Karena ada rekayasa politik, partai-partai tidak punya pembina di tingkat bawah. Tapi Golkar sampai memiliki anggota yang jadi kepala desa. ABRI sampai ke Babinsa... Ini namanya permainan.
Karena itulah, dia mengaku kaget dengan penerapan “jalan tengah” ABRI di masa Orde Baru, yang ditandai antara lain “banyaknya orang-orang militer yang ditempatkan di berbagai perusahaan.
Baginya, penempatan itu tidak tercakup dalam pemahaman Dwifungsi.
Lebih lanjut, Nasution mengatakan, konsep Dwifungsi sekarang (saat Orde Baru) telah bergeser.
Menurut mantan Gubernur Lembahanas Letjen (purnawirawan) Hasnan Habib, dalam wawancara dengan harian NUSA (20 September 1999), pelaksanaan konsep Dwi Fungsi ABRI dalam perjalanannya mengalami “pelencengan”.
“Karena ada rekayasa politik, partai-partai tidak punya pembina di tingkat bawah. Tapi Golkar sampai memiliki anggota yang jadi kepala desa. ABRI sampai ke Babinsa... Ini namanya permainan,” kata Hasnan Habib, saat itu.
Kelebihan Dwi Fungsi ABRI:
1. Kesejahteraan prajurit ABRI
meningkat. Pada masa Orde Baru, ABRI mngendalikan yayasan dan perusahaan. Penghasilan dari yayasan dan perusahaan ini disalurkan untuk memperbaiki kondisi kesejahteraan prajurit ABRI. Pada masa Orde Baru, gaji pegawai pemerintah, termasuk gaji anggota ABRI sangat rendah, sehingga mereka harus mencari pendapatan tambahan.
2. Para prajurit ABRI ikut berkontribusi dalam pembangunan. Para prajurit dimobilisasi dalam kegiatan seperti ABRI Masuk Desa, untuk melakukan kegiatan pembangunan seperti perbaikan
jalan hingga mendirikan sarana kesehatan.

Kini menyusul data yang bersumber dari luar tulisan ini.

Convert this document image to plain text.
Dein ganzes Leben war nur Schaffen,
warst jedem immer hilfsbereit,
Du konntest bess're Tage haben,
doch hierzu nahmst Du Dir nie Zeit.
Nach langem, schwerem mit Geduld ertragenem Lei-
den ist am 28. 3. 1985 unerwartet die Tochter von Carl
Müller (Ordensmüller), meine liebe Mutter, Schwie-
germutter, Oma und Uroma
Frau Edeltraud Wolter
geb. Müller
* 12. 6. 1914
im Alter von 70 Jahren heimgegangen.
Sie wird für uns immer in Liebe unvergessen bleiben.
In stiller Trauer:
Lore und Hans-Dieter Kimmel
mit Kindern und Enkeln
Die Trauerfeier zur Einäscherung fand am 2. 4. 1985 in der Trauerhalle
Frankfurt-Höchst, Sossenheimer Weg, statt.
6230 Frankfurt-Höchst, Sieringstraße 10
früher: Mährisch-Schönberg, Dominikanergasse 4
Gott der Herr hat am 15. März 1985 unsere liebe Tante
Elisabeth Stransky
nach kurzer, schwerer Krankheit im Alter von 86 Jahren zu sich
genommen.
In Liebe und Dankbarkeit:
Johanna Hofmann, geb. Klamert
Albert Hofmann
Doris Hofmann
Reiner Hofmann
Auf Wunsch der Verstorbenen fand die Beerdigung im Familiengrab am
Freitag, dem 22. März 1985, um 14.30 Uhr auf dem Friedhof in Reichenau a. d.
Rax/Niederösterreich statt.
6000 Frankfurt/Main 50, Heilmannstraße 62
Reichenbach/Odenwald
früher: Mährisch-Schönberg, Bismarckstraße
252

Kelemahan Dwi Fungsi ABRI:
1. Terjadi dominasi oleh ABRI
terhadap masyarakat sipil
Pada masa Orde Baru, akibat dominasi ABRI, sangat banyak jabatan penting di Indonesia, seperti
walikota, bupati dan gubernur iisi oleh para prajurit maupun purnawirawan ABRI. Akibatnya, peluang dan aspirasi politis masyarakat sipil menjadi terhambat.
2. ABRI menjadi alat politik praktis
Dengan Dwi Fungsi ABRI, di MPR dan DPR terdapat anggota dewan dan majlis yang ditunjuk oleh ABRI. Bersama dengan para kepala daerah yang berasal dari ABRI, mereka dianggap sebagai kepanjangan tangan dari Presiden Soeharto. Akibatnya, setelah pemerintahan Soeharto tumbang, keberadaan Fraksi ABRI dan anggota MPR/DPR dari ABRI dihapuskan.